Casting in Load vs. in separate step


I have following Data:

John,fl,3
John,wt,3
John,sp,4
John,sm,3
Mary,fl,3
Mary,wt,3
Mary,sp,4
Mary,sm,4

I want to calculate average gpa (3rd column) in the data by name (first column). For this I created following pig script and it works just fine.

a = LOAD '/root/sample.txt' using PigStorage(',') as (name:chararray, other:chararray, gpa:int);
b = group a by name;
c = foreach b generate group, AVG(a.gpa);

Then I rewrite the same script as below.
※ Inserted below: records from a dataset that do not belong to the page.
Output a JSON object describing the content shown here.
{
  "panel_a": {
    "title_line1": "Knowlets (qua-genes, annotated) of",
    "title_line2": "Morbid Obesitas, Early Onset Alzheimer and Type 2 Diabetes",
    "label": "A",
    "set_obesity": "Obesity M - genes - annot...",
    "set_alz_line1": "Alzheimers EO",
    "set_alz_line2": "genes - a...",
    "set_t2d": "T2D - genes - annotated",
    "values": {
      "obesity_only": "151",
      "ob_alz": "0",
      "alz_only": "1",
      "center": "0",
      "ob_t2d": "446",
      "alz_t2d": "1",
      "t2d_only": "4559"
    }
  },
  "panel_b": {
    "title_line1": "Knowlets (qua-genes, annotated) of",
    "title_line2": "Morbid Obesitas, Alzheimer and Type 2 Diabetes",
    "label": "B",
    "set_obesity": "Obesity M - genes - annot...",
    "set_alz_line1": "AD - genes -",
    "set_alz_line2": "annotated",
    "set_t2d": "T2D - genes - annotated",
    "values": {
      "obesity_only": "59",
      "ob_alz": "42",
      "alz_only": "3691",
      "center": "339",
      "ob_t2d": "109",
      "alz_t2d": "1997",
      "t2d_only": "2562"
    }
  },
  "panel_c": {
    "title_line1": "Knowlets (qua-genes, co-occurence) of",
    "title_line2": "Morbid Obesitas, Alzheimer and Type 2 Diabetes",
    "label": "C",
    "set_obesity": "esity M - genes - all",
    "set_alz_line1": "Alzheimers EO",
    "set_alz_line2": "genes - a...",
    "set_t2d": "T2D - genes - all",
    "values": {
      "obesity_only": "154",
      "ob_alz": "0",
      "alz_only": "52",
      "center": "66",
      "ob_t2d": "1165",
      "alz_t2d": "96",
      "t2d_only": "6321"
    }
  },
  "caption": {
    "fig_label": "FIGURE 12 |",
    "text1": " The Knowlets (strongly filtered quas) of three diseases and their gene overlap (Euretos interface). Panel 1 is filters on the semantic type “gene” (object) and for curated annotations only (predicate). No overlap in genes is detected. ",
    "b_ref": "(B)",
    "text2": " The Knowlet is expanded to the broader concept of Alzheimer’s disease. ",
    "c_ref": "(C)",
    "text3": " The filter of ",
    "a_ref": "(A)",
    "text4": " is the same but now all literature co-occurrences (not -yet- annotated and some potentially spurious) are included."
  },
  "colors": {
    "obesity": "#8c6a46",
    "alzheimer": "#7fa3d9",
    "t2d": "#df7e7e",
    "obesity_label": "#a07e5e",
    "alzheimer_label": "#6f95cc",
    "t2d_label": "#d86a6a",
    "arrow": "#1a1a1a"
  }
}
This time casting columns in a separate step rather than load but below code gives me cast exception error:

java.lang.Exception: java.lang.ClassCastException: org.apache.pig.data.DataByteArray cannot be cast to java.lang.String
    at org.apache.hadoop.mapred.LocalJobRunner$Job.runTasks(LocalJobRunner.java:462)

a = LOAD '/root/sample.txt' using PigStorage(',');
b = foreach a generate $0 as name:chararray, $1 as other:chararray, $2 as gpa:int;
c = group b by name;
d = foreach c generate group, AVG(b.gpa);

I am unable to understand why??? how are the two code samples different?


Solution

  • This looks like a bug which might get fixed from version - 0.17.

    Ref : Run a String through Java using Pig and https://issues.apache.org/jira/browse/PIG-2315 for details.

    As of now, for second approach to work an explicit type casting is required.

    b = foreach a generate (chararray)$0 as name:chararray, (chararray)$1 as other:chararray, (int)$2 as gpa:int;